2. Failure to State a Claim Under Rule 12(b)(6)

In the event the Court determines that Plaintiff possesses standing to bring her claims, Defendant has moved to dismiss Plaintiff's claims for negligence, negligence per se, breach of implied contract, and unjust enrichment for failure to state a claim pursuant to Rule 12(b)(6). The United States Court of Appeals for the Third Circuit summarized the standard to be applied in deciding motions to dismiss filed pursuant to Rule 12(b)(6):

Under the “notice pleading” standard embodied in Rule 8 of the Federal Rules of Civil Procedure, a plaintiff must come forward with “a short and plain statement of the claim showing that the pleader is entitled to relief.” As explicated in Ashcroft v. Iqbal, 556 U.S. 662, 678 (2009), a claimant must state a “plausible” claim for relief, and “[a] claim has facial plausibility when the pleaded factual content allows the court to draw the reasonable inference that the defendant is liable for the misconduct alleged.” Although “[f]actual allegations must be enough to raise a right to relief above the speculative level,” Bell Atlantic Corp. v. Twombly, 550 U.S. 544, 555 (2007), a plaintiff “need only put forth allegations that raise a reasonable expectation that discovery will reveal evidence of the necessary element.” Fowler, 578 F.3d at 213 (quotation marks and citations omitted); see also Covington v. Int'l Ass'n of Approved Basketball Officials, 710 F.3d 114, 117-18 (3d Cir. 2013).
Thompson v. Real Estate Mortg. Network, 748 F.3d 142, 147 (3d Cir. 2014).

C. Analysis

1. Article III Standing

The Third Circuit has summarized the legal principles governing standing to sue under

Article III:

In order to have Article III standing to sue, a plaintiff bears the burden of establishing “(1) [an] injury-in-fact ... that is (a) concrete and particularized, and (b) actual or imminent, not conjectural or
hypothetical; (2) a causal connection between the injury and the conduct complained of; and (3) [a likelihood] ... that the injury will be redressed by a favorable decision.” When, as in this case, prospective relief is sought, the plaintiff must show that he is “likely to suffer future injury” from the defendant's conduct. In the class action context, that requirement must be satisfied by at least one named plaintiff. The threat of injury must be “sufficiently real and immediate,” and, as a result of the immediacy requirement, “[p]ast exposure to illegal conduct does not in itself show a present case or controversy regarding injunctive relief if unaccompanied by any continuing, present adverse effects.”
McNair v. Synapse Grp. Inc., 672 F.3d 213, 223 (3d Cir. 2012) (brackets and ellipses in original; citations and parentheticals omitted); Lujan, 504 U.S. at 560-61 (citations omitted). In In Re Horizon Healthcare, the Court of Appeals noted that “[t]he requirements for standing do not change in the class action context. ‘[N]amed plaintiffs who represent a class must allege and show that they personally have been injured, not that injury has been suffered by other, unidentified members of the class to which they belong and which they purport to represent.'” 846 F.3d at 634 (quoting Lewis v. Casey, 518 U.S. 343, 357 (1996) (citation and internal quotation marks omitted)).

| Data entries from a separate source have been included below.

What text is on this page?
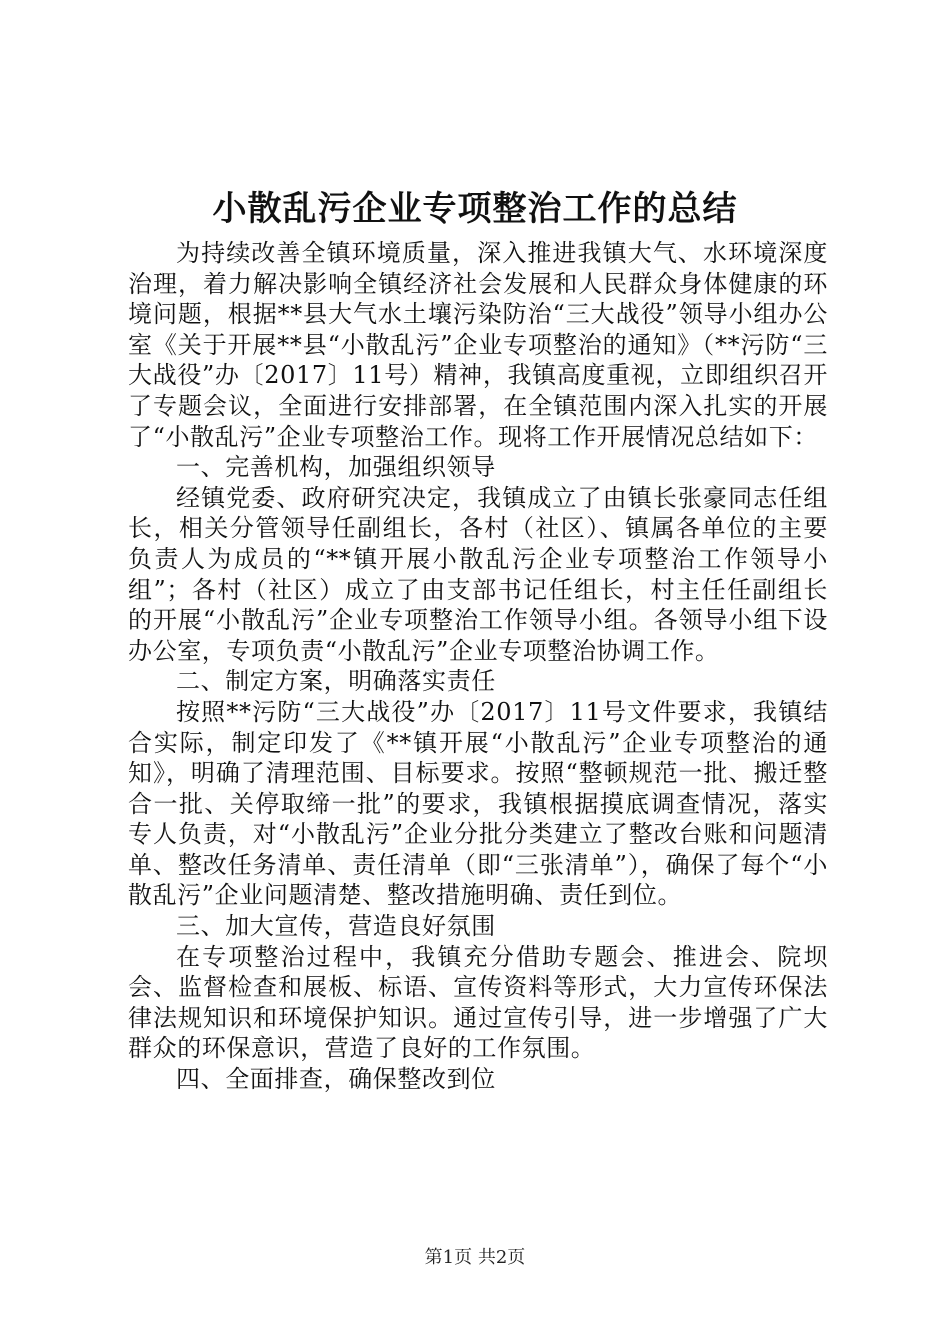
小散乱污企业专项整治工作的总结

为持续改善全镇环境质量，深入推进我镇大气、水环境深度治理，着力解决影响全镇经济社会发展和人民群众身体健康的环境问题，根据**县大气水土壤污染防治“三大战役”领导小组办公室《关于开展**县“小散乱污”企业专项整治的通知》（**污防“三大战役”办〔2017〕11号）精神，我镇高度重视，立即组织召开了专题会议，全面进行安排部署，在全镇范围内深入扎实的开展了“小散乱污”企业专项整治工作。现将工作开展情况总结如下：

一、完善机构，加强组织领导

经镇党委、政府研究决定，我镇成立了由镇长张豪同志任组长，相关分管领导任副组长，各村（社区）、镇属各单位的主要负责人为成员的“**镇开展小散乱污企业专项整治工作领导小组”；各村（社区）成立了由支部书记任组长，村主任任副组长的开展“小散乱污”企业专项整治工作领导小组。各领导小组下设办公室，专项负责“小散乱污”企业专项整治协调工作。

二、制定方案，明确落实责任

按照**污防“三大战役”办〔2017〕11号文件要求，我镇结合实际，制定印发了《**镇开展“小散乱污”企业专项整治的通知》，明确了清理范围、目标要求。按照“整顿规范一批、搬迁整合一批、关停取缔一批”的要求，我镇根据摸底调查情况，落实专人负责，对“小散乱污”企业分批分类建立了整改台账和问题清单、整改任务清单、责任清单（即“三张清单”），确保了每个“小散乱污”企业问题清楚、整改措施明确、责任到位。

三、加大宣传，营造良好氛围

在专项整治过程中，我镇充分借助专题会、推进会、院坝会、监督检查和展板、标语、宣传资料等形式，大力宣传环保法律法规知识和环境保护知识。通过宣传引导，进一步增强了广大群众的环保意识，营造了良好的工作氛围。

四、全面排查，确保整改到位

第1页 共2页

Here CORE appears to be challenging only the first element of Article III standing-whether Plaintiff suffered an injury in fact. In Spokeo, the Supreme Court provided guidance as to what constitutes a concrete injury--“[a] ‘concrete' injury must be ‘de facto'; that is, it must actually exist . . . we have meant to convey the usual meaning of the term-‘real,' and not ‘abstract'”; the injury can be either tangible or intangible. 578 U.S. at 340 (citations omitted). The Spokeo Court set forth two tests for determining whether an intangible harm constitutes an injury in fact. The first test asks “whether an alleged intangible harm is closely related to a harm that has traditionally been regarded as providing a basis for a lawsuit in English or American courts.” Id. at 341 (citation omitted); see also In Re Horizon Healthcare, 846 F.3d at 637 (citing Spokeo, supra). The second test looks to whether Congress has identified a particular intangible harm that meets minimum Article III requirements, Spokeo, 578 U.S. at 341, i.e., where “Congress has expressed an intent to make an injury redressable[,]” In re Horizon Healthcare, 846 F.3d at 637.

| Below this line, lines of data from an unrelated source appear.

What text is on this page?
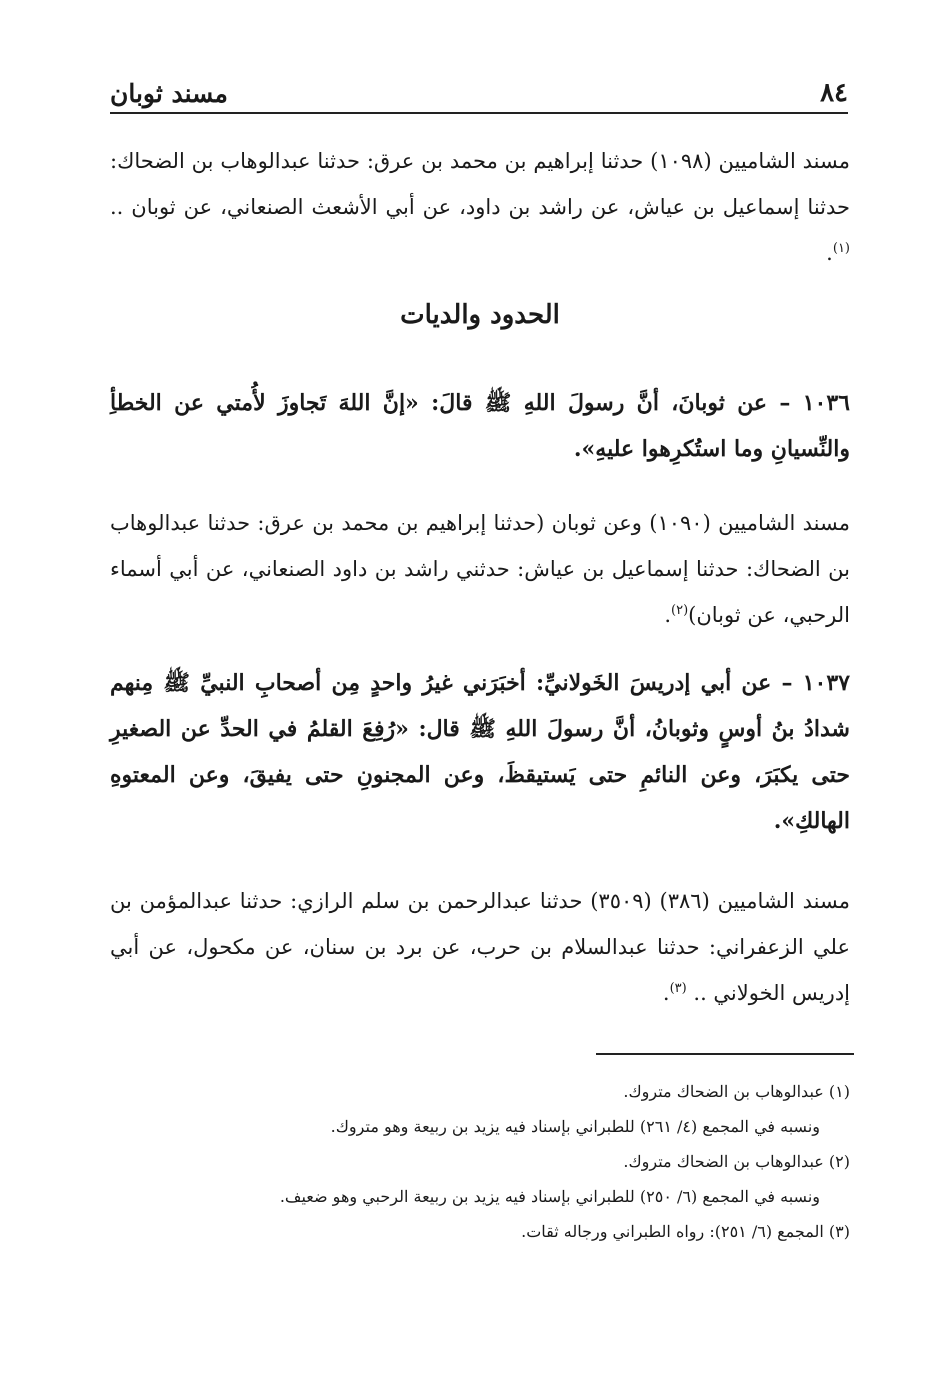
٨٤
مسند ثوبان
مسند الشاميين (١٠٩٨) حدثنا إبراهيم بن محمد بن عرق: حدثنا عبدالوهاب بن الضحاك: حدثنا إسماعيل بن عياش، عن راشد بن داود، عن أبي الأشعث الصنعاني، عن ثوبان .. $^{(١)}$.
الحدود والديات
١٠٣٦ – عن ثوبانَ، أنَّ رسولَ اللهِ ﷺ قالَ: «إنَّ اللهَ تَجاوزَ لأُمتي عن الخطأِ والنِّسيانِ وما استُكرِهوا عليهِ».
مسند الشاميين (١٠٩٠) وعن ثوبان (حدثنا إبراهيم بن محمد بن عرق: حدثنا عبدالوهاب بن الضحاك: حدثنا إسماعيل بن عياش: حدثني راشد بن داود الصنعاني، عن أبي أسماء الرحبي، عن ثوبان)$^{(٢)}$.
١٠٣٧ – عن أبي إدريسَ الخَولانيِّ: أخبَرَني غيرُ واحدٍ مِن أصحابِ النبيِّ ﷺ مِنهم شدادُ بنُ أوسٍ وثوبانُ، أنَّ رسولَ اللهِ ﷺ قال: «رُفِعَ القلمُ في الحدِّ عن الصغيرِ حتى يكبَرَ، وعن النائمِ حتى يَستيقظَ، وعن المجنونِ حتى يفيقَ، وعن المعتوهِ الهالكِ».
مسند الشاميين (٣٨٦) (٣٥٠٩) حدثنا عبدالرحمن بن سلم الرازي: حدثنا عبدالمؤمن بن علي الزعفراني: حدثنا عبدالسلام بن حرب، عن برد بن سنان، عن مكحول، عن أبي إدريس الخولاني .. $^{(٣)}$.
(١) عبدالوهاب بن الضحاك متروك.
ونسبه في المجمع (٤/ ٢٦١) للطبراني بإسناد فيه يزيد بن ربيعة وهو متروك.
(٢) عبدالوهاب بن الضحاك متروك.
ونسبه في المجمع (٦/ ٢٥٠) للطبراني بإسناد فيه يزيد بن ربيعة الرحبي وهو ضعيف.
(٣) المجمع (٦/ ٢٥١): رواه الطبراني ورجاله ثقات.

With regard to the “actual” or imminent” element of the injury in fact test, the Court of Appeals has opined:

“A harm is ‘actual or imminent' rather than ‘conjectural or hypothetical' where it is presently or actually occurring, or is sufficiently imminent.... [P]laintiffs relying on claims of imminent harm must demonstrate that they face a realistic danger of sustaining a direct injury from the conduct of which they complain.” Blunt v. Lower Merion Sch. Dist., 767 F.3d 247, 278 (3d Cir. 2014) (citation omitted). “Allegations of possible future injury do not satisfy the requirements of Art. III. A threatened injury must be ‘certainly impending' to constitute injury in fact.” Whitmore v. Arkansas, 495 U.S. 149, 158, 110 S.Ct. 1717, 109 L.Ed.2d 135 (1990) (citation omitted). And a party seeking equitable relief for a prospective injury, like Sherwin-Williams here, must show a “likelihood of substantial and immediate irreparable injury” to establish standing. O'Shea v. Littleton, 414 U.S. 488, 502, 94 S.Ct. 669, 38 L.Ed.2d 674 (1974).
Sherwin-Williams Co. v. Cnty. of Del., 968 F.3d 264, 269 (3d Cir. 2020). Thus, “[a]n allegation of future injury may suffice if the threatened injury is ‘certainly impending,' or there is a ‘‘substantial risk' that the harm will occur.'” Susan B. Anthony List v. Driehaus, 573 U.S. 149, 158 (2014)(quoting Clapper v. Anmesty Int'l USA, 568 U.S. 398, 414 n.5 (2013)).

At least in the situation (not present here) where the plaintiff has alleged a violation of a federal law that recognizes a particular intangible harm and creates a private cause of action, both the concrete and actual elements of the injury in fact test will usually be satisfied. Such harm is concrete because Congress has expressed an intent to make the injury redressable and provided a private cause of action, and it is actual because the harm has already occurred based on the alleged violation of the statute and therefore is not speculative, i.e., based on a future injury.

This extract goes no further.